Nel tempo estivo possono moltiplicarsi occasioni di svago e, a volte, di “chiasso” ma anche opportunità di “gustare nel silenzio” la voce di Dio. E’ l’esperienza della preghiera. Offro qualche nota, tratta da un libretto di don G.Forlai, sul ‘silenzio, culla della preghiera’, seguita dal decalogo dell’orante, cioè dell’uomo e della donna che cercano Dio nel silenzio. Buona meditazione.
Don Mauro
Il silenzio non è solo la porta d’ingresso alla preghiera o il clima abituale in cui essa si svolge. Il silenzio è già la preghiera, la lode più gradita al Signore (cfr. Sal 65,2). È l’atteggiamento specifico dell’umile che conosce molto bene la vacuità dei ragionamenti umani e confida solo nella parola di Dio. Il silenzio è l’abito del discepolo, sempre pronto ad ascoltare il Maestro. Dio non ama il chiasso e conduce Israele nel deserto, dove le parole umane non servono, proprio per iniziare un dialogo con lui: «Sta’ in silenzio davanti al Signore e spera in lui» (Sal 37,7).
Il silenzio, dunque, è la culla della Parola, non il vuoto del significato; è l’inizio della sapienza, mentre l’abbondanza di parole procede sovente da un cuore superficiale. Il tacere è segno di profondità, il molto parlare di stoltezza. Vale la pena rileggere qualche versetto del bellissimo capitolo 6 della Regoladi Benedetto da Norcia:
Quindi, a causa della gravità del silenzio, anche ai migliori discepoli si conceda raramente la facoltà di parlare sia pure di argomenti buoni e santi ed edificanti; perché è scritto: «Nei molti discorsi non eviterai il peccato»; e altrove: «La morte e la vita sono in potere della lingua». Parlare e insegnare appartiene al Maestro, tacere e ascoltare spetta al discepolo.

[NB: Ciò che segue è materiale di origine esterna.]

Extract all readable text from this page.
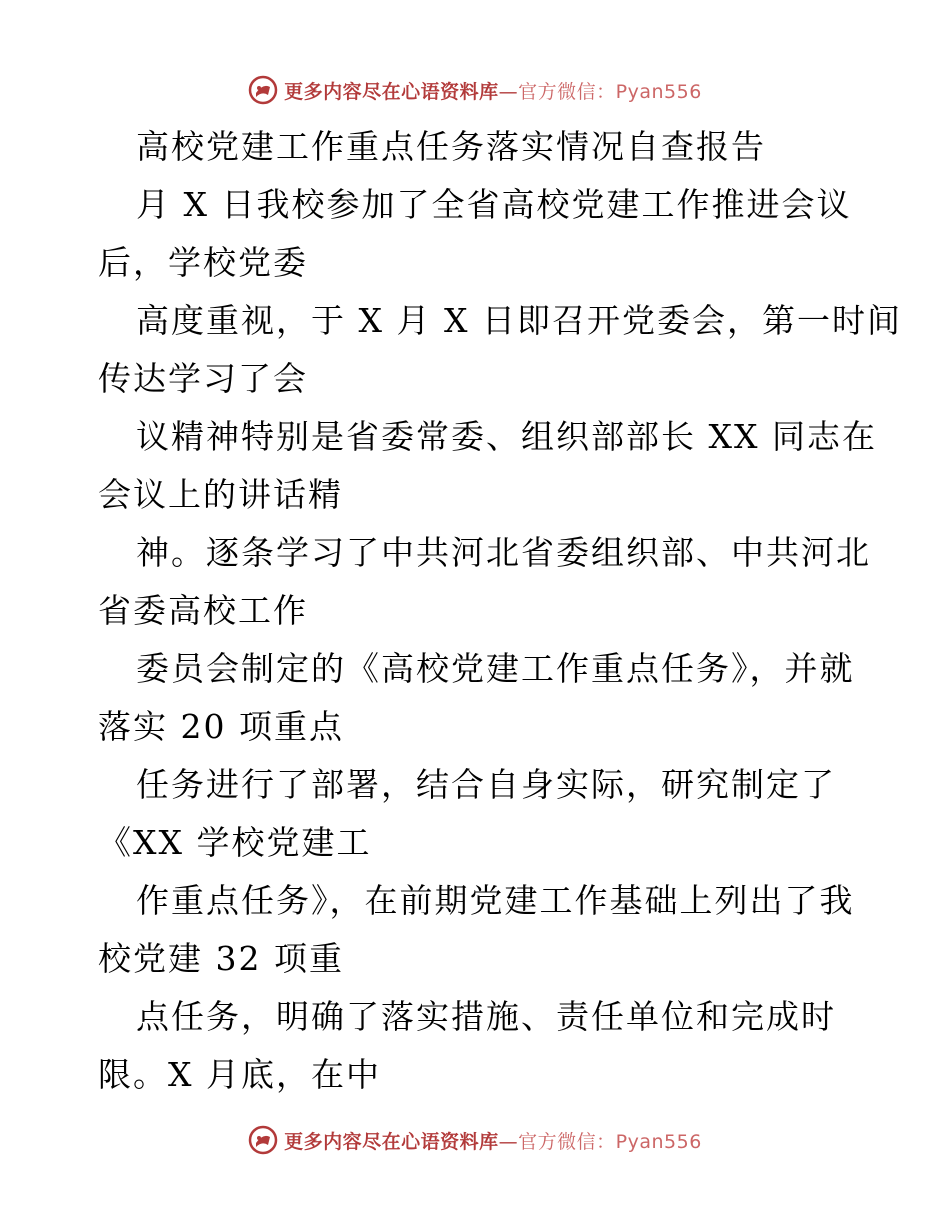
更多内容尽在心语资料库—官方微信：Pyan556
高校党建工作重点任务落实情况自查报告
月 X 日我校参加了全省高校党建工作推进会议
后，学校党委
高度重视，于 X 月 X 日即召开党委会，第一时间
传达学习了会
议精神特别是省委常委、组织部部长 XX 同志在
会议上的讲话精
神。逐条学习了中共河北省委组织部、中共河北
省委高校工作
委员会制定的《高校党建工作重点任务》，并就
落实 20 项重点
任务进行了部署，结合自身实际，研究制定了
《XX 学校党建工
作重点任务》，在前期党建工作基础上列出了我
校党建 32 项重
点任务，明确了落实措施、责任单位和完成时
限。X 月底，在中
更多内容尽在心语资料库—官方微信：Pyan556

Ciò posto, è bene ricordare che mettersi calmi, da soli, seduti e in silenzio per amore di Dio è già preghiera… e che preghiera! Se lo facessimo anche solo dieci minuti ogni giorno, la nostra vita sarebbe un tantino diversa. Non bisogna dire nulla, pensare nulla, leggere nulla, fare nulla. Stare lì, congedandosi dal chiacchiericcio mentale, sapendo Dio presente, dicendogli: “Parla, Signore, perché il tuo servo ti ascolta» (cfr. 1Sam 3,10), credendo che egli mi scruta con amore, come guardò il giovane ricco o la Maddalena nel giardino della risurrezione.
Decalogo dell’orante
- La contemplazione è la meta dell’esistenza cristiana: un giorno vedremo Dio faccia a faccia e lo conosceremo come siamo conosciuti. La contemplazione di Dio che godremo nell’eternità è preparata già da oggi dalla preghiera continua.
- La preghiera non è solo un atto, ma un modo di essere che coinvolge lo spirito, la psiche e il corpo. Per pregare con frutto è necessario cambiare stile di vita.
- L’orante tratta il corpo con amore e sobrietà, rispettando prima di tutto il ciclo veglia/sonno: né pigrizia né ore piccole. L’orante è moderato nel mangiare e nel bere, nel vestire e nel possedere. Ha bisogno di poche cose per vivere e ne gode profondamente.
- L’orante dedica tempo al lavoro manuale e alla contemplazione dell’opera di Dio che risplende nella creazione.
- L’orante è una persona mite, che tratta tutti con bontà e misericordia. Non si impone e non è interessato ad aver ragione, ha un’attenzione particolare per i più poveri, dei quali si sente familiare.
- L’orante respinge sia i pensieri viziosi sia quelli belli ma inutili, non anticipa con ansia il futuro, non si preoccupa del domani. Accoglie nel cuore grandi desideri in ordine al regno di Dio, ma senza farsi illusioni.
- L’orante non è interessato alle carriere umane, al dominio, alla competi- zione. Vede nel cuore dei fratelli, piuttosto che i difetti e i peccati, l’opera dello Spirito.
- L’orante coltiva l’attenzione amorosa verso Dio durante tutto il corso della giornata; non va mai di fretta, fa una cosa alla volta, termina ciò che ha iniziato, persevera in poche ed essenziali imprese.
- L’orante attende con gioia la morte corporale come l’apice della ricerca del Padre celeste su questa terra.
- L’orante ama la Chiesa più della sua stessa preghiera.